La chronique de Julien Cassarino : cliquer ici.

La critique de Didier Koch

Les franchises hollywoodiennes ont la peau sacrément dure. Celle qui est née à la suite du mythique "Halloween : la nuit des masques" de John Carpenter en est désormais à son onzième épisode après le film de David Gordon Green célébrant les quarante ans d'activité de Michael Myers. Si elle s'avère l'une des plus rentables de l'histoire dans le domaine horrifique, la franchise n'a jamais pu trouver une voie qui lui permette d'allier fidélité à l'esprit original insufflé par Carpenter à une originalité propre à relancer solidement l'intérêt.

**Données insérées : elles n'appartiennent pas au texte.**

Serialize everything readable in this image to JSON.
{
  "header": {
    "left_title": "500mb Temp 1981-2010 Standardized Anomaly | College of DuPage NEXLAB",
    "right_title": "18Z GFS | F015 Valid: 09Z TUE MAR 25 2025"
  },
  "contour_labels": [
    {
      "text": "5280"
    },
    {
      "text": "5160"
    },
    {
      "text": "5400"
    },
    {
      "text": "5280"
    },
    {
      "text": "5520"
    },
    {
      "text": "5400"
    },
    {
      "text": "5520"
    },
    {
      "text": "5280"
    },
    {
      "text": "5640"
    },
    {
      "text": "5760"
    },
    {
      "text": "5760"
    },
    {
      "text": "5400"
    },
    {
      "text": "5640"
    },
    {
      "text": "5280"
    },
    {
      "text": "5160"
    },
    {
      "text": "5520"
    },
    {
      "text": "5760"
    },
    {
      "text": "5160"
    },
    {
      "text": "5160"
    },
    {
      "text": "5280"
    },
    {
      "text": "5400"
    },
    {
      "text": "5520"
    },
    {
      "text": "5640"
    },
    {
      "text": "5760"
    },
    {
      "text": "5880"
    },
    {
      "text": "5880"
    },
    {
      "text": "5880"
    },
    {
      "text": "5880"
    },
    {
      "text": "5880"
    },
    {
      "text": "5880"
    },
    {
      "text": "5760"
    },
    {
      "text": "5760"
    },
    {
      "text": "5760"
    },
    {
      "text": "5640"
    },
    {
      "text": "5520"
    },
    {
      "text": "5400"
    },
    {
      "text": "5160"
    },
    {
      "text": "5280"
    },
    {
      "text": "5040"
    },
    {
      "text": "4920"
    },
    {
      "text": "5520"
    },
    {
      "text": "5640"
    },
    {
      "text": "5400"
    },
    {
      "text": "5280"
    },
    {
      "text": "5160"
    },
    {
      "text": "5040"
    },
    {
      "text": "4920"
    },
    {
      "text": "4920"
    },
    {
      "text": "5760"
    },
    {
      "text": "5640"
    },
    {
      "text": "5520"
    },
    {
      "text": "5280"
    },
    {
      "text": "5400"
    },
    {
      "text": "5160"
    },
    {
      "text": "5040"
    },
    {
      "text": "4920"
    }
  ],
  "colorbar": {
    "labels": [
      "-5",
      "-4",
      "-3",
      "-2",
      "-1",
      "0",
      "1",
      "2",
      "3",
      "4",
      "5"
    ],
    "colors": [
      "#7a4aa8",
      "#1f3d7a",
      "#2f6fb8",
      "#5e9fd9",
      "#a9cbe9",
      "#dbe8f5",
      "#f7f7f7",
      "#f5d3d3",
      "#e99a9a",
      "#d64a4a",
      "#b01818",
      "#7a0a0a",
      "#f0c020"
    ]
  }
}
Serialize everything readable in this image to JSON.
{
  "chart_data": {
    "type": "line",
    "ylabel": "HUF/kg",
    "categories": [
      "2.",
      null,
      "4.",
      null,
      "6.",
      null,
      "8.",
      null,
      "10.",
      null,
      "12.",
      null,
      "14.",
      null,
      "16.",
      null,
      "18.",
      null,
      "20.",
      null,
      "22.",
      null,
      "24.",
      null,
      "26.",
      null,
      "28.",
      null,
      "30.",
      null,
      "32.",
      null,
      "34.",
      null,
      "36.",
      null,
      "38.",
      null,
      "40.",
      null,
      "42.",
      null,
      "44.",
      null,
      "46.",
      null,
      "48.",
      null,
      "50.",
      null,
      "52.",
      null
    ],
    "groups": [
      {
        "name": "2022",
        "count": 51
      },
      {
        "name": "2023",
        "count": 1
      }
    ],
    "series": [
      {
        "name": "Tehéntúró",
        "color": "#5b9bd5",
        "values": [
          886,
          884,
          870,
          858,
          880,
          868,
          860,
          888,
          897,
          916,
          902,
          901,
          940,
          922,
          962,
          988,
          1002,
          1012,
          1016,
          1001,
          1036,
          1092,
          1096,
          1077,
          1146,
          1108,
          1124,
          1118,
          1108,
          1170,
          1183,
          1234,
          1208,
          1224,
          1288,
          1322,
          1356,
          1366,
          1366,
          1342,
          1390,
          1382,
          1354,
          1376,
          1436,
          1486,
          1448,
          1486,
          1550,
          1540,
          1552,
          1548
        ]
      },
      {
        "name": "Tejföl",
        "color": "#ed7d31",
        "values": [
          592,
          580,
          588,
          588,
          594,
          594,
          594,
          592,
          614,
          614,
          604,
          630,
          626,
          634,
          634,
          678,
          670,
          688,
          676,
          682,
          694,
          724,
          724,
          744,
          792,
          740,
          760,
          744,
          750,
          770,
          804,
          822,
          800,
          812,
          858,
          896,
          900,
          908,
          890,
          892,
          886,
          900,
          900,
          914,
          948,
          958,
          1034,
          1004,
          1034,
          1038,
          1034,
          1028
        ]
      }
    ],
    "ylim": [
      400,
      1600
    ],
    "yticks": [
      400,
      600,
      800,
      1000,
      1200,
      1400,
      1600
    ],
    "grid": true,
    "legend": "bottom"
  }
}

Après la relecture de l'œuvre par Rob Zombie en 2007 et en 2009, plus rien n'avait pu être mis en chantier, même si quelques projets avortés, notamment une version 3D des frères Weinstein, avaient permis de maintenir un feu doux sous la marmite. Le quarantième anniversaire approchant, les choses se sont précipitées grâce à un partenariat entre Miramax et Blumhouse Productions. Comme il le fait le plus souvent, John Carpenter, prudent mais aussi intéressé, accepte d'adouber le projet sans y participer directement. Quant à Jamie Lee Curtis, dont la carrière est en sommeil, elle accepte de revenir travailler sous la direction de David Gordon Green, réalisateur certes prometteur mais novice dans le genre horrifique, en incarnant une Laurie Strode devenue grand-mère et toujours hantée par Michael Myers dont elle craint qu'il s'en prenne un jour à sa progéniture.

À partir de cette mince trame de départ, David Gordon Green et son scénariste Danny McBride ont concocté une intrigue qui fait fi de tous les épisodes ayant suivi le film séminal de 1978, en nous projetant exactement quarante ans après les évènements qui ont endeuillé la petite bourgade d'Haddonfield. Par des artifices plus ou moins crédibles, la narration parvient à replacer Michael Myers, lui aussi vieilli, sur le lieu de ses anciens méfaits le soir d'Halloween. Dès lors, les crimes s'enchainent mécaniquement en rafale sans qu'aucune des victimes ne puisse susciter l'empathie du spectateur, David Gordon Green, au contraire de John Carpenter en son temps, n'ayant pas pris la peine de leur donner une substance préalable. C'est donc le combat final avec une Laurie Strode déchainée qui constitue l'acmé du film, à travers une passe d'armes dantesque dans le bunker patiemment construit par Laurie qui unit enfin sa fratrie déchirée face à un Michael Myers trop content d'avoir trois générations prénommées Strode à se mettre sous la dent pour le prix d'une seule.

On l'aura compris, malgré les clins d'œil nombreux au film original, tout ceci n'est guère passionnant et finit par confirmer l'opportunisme que l'on pouvait soupçonner avoir motivé le montage de cette opération. Mais les fans transis ont apprécié, notamment aux États-Unis, faisant de ce onzième segment le plus rentable de la série. Une suite est bien sûr annoncée, et Michael Myers devra certainement un jour parcourir Haddonfield en chaise roulante pour continuer encore et encore à taillader dans la chair fraiche.